Madeline was asleep when we arrived at the house. After an emotional Thanksgiving trip home and now a late-night arrival, I was thrilled to finally be back in Los Angeles. I gently placed her on the floor next to the couch and did my usual inspection. I went from room to room, checking out the cleaning our friend Elizabeth had done while were away. I walked into Madeline’s room and saw three huge plastic bags filled with clothes that no longer fit her. More donations, I thought. I couldn’t believe how big my kid was getting. There was a time when I thought she’d never outgrow her clothes—never grow
into
them—but here I was, reminded of the fact that life goes on, whether or not we expect it to.

I stood in her doorway, staring down the hallway at the photos of my life with Liz that lined the wall to my right. I looked to my left. This wall was completely empty; I was waiting to paint it before I started covering it with memories, too. The door to my bedroom was closed, just as it had been for the past five and a half months. I’d managed to almost completely avoid stepping foot inside since returning from our trip to Minnesota in June. I looked down at the multicolored paper cranes that had been hanging from a string on the doorknob since the day of Liz’s funeral, and I decided that tonight was the night. It was time to move from the couch; it was time to go back to my bed.

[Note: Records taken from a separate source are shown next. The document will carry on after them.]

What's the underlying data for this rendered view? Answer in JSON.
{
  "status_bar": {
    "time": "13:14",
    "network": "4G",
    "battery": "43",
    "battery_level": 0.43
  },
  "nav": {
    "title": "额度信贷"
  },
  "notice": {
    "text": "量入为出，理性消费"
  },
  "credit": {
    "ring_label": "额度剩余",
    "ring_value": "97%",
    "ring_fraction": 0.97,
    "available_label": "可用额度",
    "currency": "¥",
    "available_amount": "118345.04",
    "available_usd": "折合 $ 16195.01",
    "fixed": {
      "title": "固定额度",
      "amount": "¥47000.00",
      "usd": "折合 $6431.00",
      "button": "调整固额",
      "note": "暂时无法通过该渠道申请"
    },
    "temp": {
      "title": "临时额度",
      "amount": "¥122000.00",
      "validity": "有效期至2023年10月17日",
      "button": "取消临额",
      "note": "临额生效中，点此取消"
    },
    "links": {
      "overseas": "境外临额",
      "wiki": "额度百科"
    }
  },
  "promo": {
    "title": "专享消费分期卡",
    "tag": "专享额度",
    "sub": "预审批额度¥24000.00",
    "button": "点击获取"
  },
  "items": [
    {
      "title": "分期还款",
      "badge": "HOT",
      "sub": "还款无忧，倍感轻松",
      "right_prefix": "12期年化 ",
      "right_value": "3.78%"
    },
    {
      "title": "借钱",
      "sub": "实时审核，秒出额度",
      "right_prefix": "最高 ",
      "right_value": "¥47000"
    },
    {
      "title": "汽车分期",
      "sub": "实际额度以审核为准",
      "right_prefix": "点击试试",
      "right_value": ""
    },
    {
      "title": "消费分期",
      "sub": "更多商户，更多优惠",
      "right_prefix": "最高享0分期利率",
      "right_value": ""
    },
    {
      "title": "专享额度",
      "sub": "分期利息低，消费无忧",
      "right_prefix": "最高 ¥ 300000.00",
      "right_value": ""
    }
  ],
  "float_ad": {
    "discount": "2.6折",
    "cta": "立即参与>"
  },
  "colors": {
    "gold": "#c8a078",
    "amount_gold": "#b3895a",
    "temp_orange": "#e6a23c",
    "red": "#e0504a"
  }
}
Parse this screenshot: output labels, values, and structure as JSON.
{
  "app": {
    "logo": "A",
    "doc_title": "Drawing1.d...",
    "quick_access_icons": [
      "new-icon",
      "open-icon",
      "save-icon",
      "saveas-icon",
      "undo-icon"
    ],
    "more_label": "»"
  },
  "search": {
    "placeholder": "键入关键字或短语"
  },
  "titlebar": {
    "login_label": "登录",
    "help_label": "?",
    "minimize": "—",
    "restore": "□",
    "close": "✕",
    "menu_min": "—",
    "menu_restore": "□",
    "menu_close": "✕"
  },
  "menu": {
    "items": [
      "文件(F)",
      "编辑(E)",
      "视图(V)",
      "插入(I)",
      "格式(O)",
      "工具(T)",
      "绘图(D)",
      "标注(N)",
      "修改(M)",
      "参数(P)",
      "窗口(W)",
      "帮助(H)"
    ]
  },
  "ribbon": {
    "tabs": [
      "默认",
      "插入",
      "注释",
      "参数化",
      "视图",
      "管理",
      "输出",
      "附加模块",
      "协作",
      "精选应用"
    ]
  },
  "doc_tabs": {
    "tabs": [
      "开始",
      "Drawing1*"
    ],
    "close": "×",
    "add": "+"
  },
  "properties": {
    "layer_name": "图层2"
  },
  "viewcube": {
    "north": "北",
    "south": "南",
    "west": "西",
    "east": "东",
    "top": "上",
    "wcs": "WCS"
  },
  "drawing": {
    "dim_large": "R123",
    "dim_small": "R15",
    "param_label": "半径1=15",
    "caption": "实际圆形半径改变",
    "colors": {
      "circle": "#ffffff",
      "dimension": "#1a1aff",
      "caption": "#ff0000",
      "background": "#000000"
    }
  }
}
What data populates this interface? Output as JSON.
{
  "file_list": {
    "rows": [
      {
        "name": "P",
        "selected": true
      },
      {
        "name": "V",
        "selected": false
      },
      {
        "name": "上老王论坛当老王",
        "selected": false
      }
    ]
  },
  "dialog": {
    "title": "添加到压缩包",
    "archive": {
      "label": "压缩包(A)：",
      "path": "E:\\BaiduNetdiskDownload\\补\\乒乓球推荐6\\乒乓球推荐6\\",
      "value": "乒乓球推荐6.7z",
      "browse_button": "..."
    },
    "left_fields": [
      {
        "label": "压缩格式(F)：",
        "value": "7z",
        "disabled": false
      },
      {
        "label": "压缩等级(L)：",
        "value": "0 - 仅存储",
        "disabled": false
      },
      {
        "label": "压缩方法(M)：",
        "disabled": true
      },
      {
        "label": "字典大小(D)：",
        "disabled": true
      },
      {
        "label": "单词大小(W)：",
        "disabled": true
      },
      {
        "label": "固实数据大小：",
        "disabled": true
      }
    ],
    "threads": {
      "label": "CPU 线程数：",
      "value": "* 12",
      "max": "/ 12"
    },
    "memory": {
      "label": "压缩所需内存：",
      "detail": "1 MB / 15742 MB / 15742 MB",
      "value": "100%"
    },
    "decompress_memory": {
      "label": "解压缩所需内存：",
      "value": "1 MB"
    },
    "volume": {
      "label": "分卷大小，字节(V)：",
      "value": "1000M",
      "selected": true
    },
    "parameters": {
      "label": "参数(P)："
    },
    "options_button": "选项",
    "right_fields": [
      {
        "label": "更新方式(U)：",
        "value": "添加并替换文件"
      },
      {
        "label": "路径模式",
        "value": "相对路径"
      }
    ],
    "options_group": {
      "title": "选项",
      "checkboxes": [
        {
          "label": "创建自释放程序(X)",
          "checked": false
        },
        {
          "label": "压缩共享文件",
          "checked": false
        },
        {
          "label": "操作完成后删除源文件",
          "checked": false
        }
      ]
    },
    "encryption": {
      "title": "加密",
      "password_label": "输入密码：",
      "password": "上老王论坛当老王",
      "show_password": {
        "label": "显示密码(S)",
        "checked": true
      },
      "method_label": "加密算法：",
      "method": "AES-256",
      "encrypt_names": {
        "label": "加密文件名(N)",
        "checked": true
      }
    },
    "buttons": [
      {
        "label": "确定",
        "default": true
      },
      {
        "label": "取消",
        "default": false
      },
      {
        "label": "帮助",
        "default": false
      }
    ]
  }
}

Holding my breath and closing my eyes, I opened the door to the bedroom. I breathed the room in for the first time in months, smelling the mixture of Liz’s perfumes. The individual scents of Beautiful by Estée Lauder, Glamorous by Ralph Lauren, and that Marc Jacobs perfume without the name. I opened my eyes, and the room was just as I’d left it five months ago. Her closet door was cracked open, but I avoided looking inside, unwilling to lay my eyes on her piles of dirty laundry or the bags of clothes back from the dry cleaners waiting for her to jump into them.